The Patriots in those days were a chaotic organization run by Billy Sullivan and a board of directors, and Bell was fired late in his second season.
Except for owning the Charlotte team in the World Football League, he never worked in pro football again.
Sullivan’s son, Chuck Sullivan, apparently gave bad reviews about Bell to Sullivan’s fellow owners, and Bell never was able to get another GM job.
Bell doesn’t mention it, but Chuck Sullivan wound up backing the Michael Jackson Victory Tour in 1984 and put up the stadium as collateral. The tour was a financial disaster for the Sullivan family, costing them $20 million and eventually leading to Bob Kraft buying the team.
Wellington Mara did want to hire Bell to run the Giants in 1979, but his nephew, Tim Mara, who co-owned the team, balked at hiring an executive close to Wellington. So the job went to George Young, who had worked with Bell in Baltimore.
Bell then made a seamless transition to radio and TV and interviewed, among others, Sir Edmund Hillary, Stephen Hawking, Annie Leibovitz, the first president George Bush, Bill Clinton and Muhammad Ali.
There were several “what ifs” during his career. His dad had decided to step down as commissioner and had negotiated a $900,000 bank loan to buy the Eagles when he died.
If the deal had gone through before he died, Upton today would be a billionaire owner of the Eagles.
He saw the potential in pro football and also tried to put together investor groups to buy the Eagles a few years later and to buy the expansion Tampa Bay Buccaneers in the 1970s, but both fell through.
He is not bitter about how things turned out.

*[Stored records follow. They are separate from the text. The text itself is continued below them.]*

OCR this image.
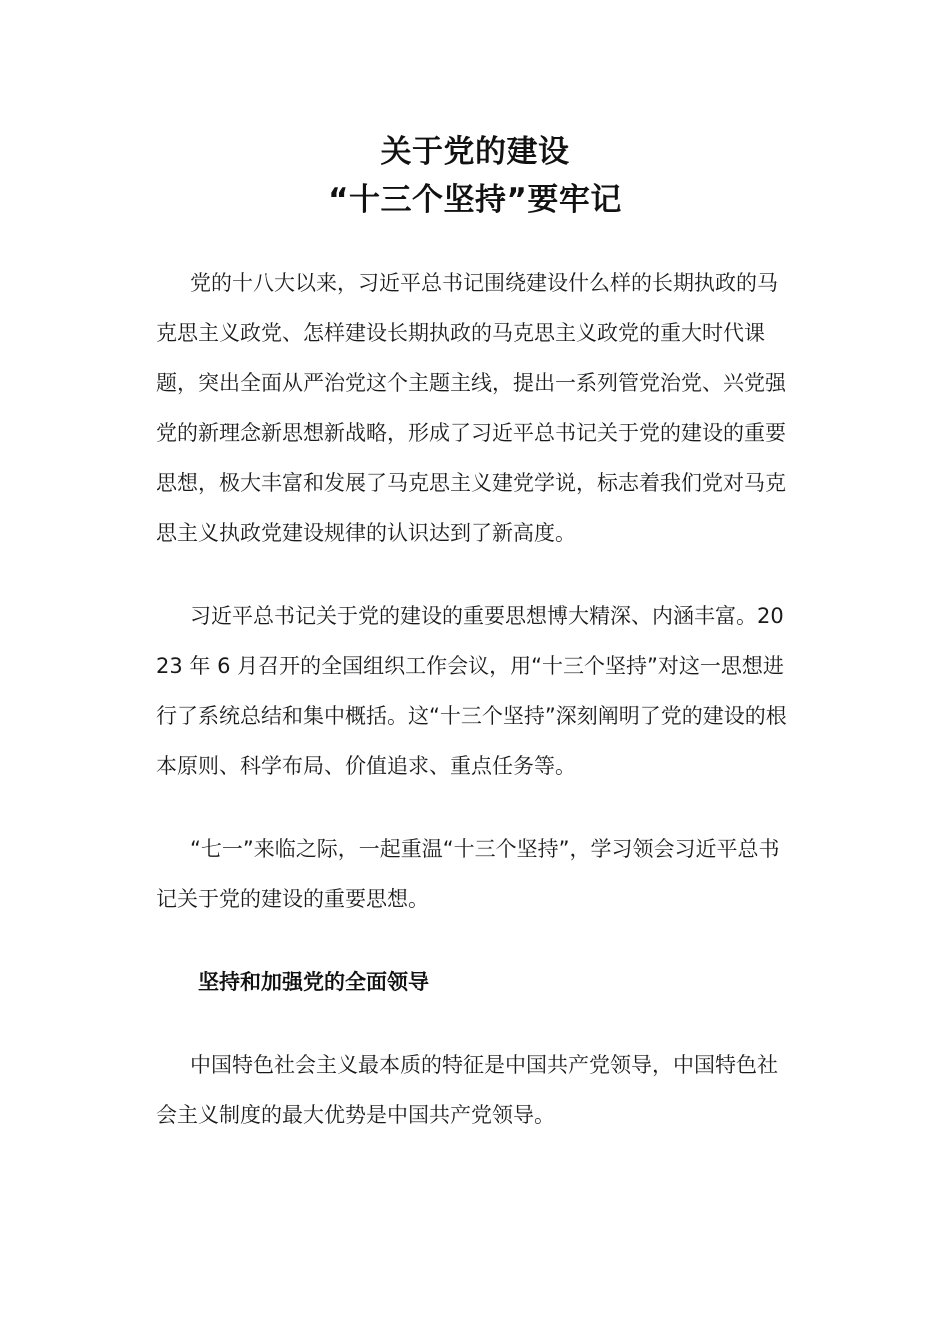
关于党的建设
“十三个坚持”要牢记

党的十八大以来，习近平总书记围绕建设什么样的长期执政的马克思主义政党、怎样建设长期执政的马克思主义政党的重大时代课题，突出全面从严治党这个主题主线，提出一系列管党治党、兴党强党的新理念新思想新战略，形成了习近平总书记关于党的建设的重要思想，极大丰富和发展了马克思主义建党学说，标志着我们党对马克思主义执政党建设规律的认识达到了新高度。

习近平总书记关于党的建设的重要思想博大精深、内涵丰富。2023 年 6 月召开的全国组织工作会议，用“十三个坚持”对这一思想进行了系统总结和集中概括。这“十三个坚持”深刻阐明了党的建设的根本原则、科学布局、价值追求、重点任务等。

“七一”来临之际，一起重温“十三个坚持”，学习领会习近平总书记关于党的建设的重要思想。

坚持和加强党的全面领导

中国特色社会主义最本质的特征是中国共产党领导，中国特色社会主义制度的最大优势是中国共产党领导。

“I was one of the lucky ones,” he wrote. “I’ve been blessed with two careers. I’ve been blessed to know two careers and love them both. One of them, pro football, allowed me to live out my boyhood dreams and spend many years at the highest level of the greatest game there is.”
He provides many insights into what it was like working in pro football in those days, especially as a scout in the segregated south.
“As I moved from town to town, I saw those colored-only and whites-only signs on bathrooms and lunch counters,” he wrote. “You knew it existed so it wasn’t shocking, but it leapt out at you … It didn’t take long to decide I needed to be careful.”
He recalls stopping at a gas station in Alabama and using the restroom and saying “that’s terrible” to the attendant in a references to the whites-only sign.
“Keep that up and you may get your brains blown out. If you don’t think so, I got my gun in the office, mister. Fill up and get gone,’’ the attendant replied.
Bell was scouting Memphis State in 1968. He planned to stay anther day, but an assistant told him Martin Luther King Jr. was coming to Memphis to support a sanitation workers and that there might be a problem. It was all over the news. So Bell flew home to Baltimore that night and turned on the TV and found out that King had been shot.
He also talks about his days with the Colts and what it was like being on the losing end of Super Bowl III.
He also rates Unitas and Tom Brady as his two top quarterbacks but said Brady wouldn’t be playing until he was 42 if he played in Unitas’ era because of the beatings that quarterbacks took that were legal in those days.
He also rates Paul Brown as the best coach. No surprise there. He has Don Shula second and may not be unbiased because he worked with him. But even though Shula won the most regular season games, he was 19-17 in the playoffs and lost five championship games, including four Super Bowls.
Bell is also concerned about the future of the NFL and whether it will be the victim of overexposure.
Still, he says every Sunday he has three TV sets tuned into all the pregame and postgame shows and the games.
“You see, I’m hooked … for the time being,” he wrote.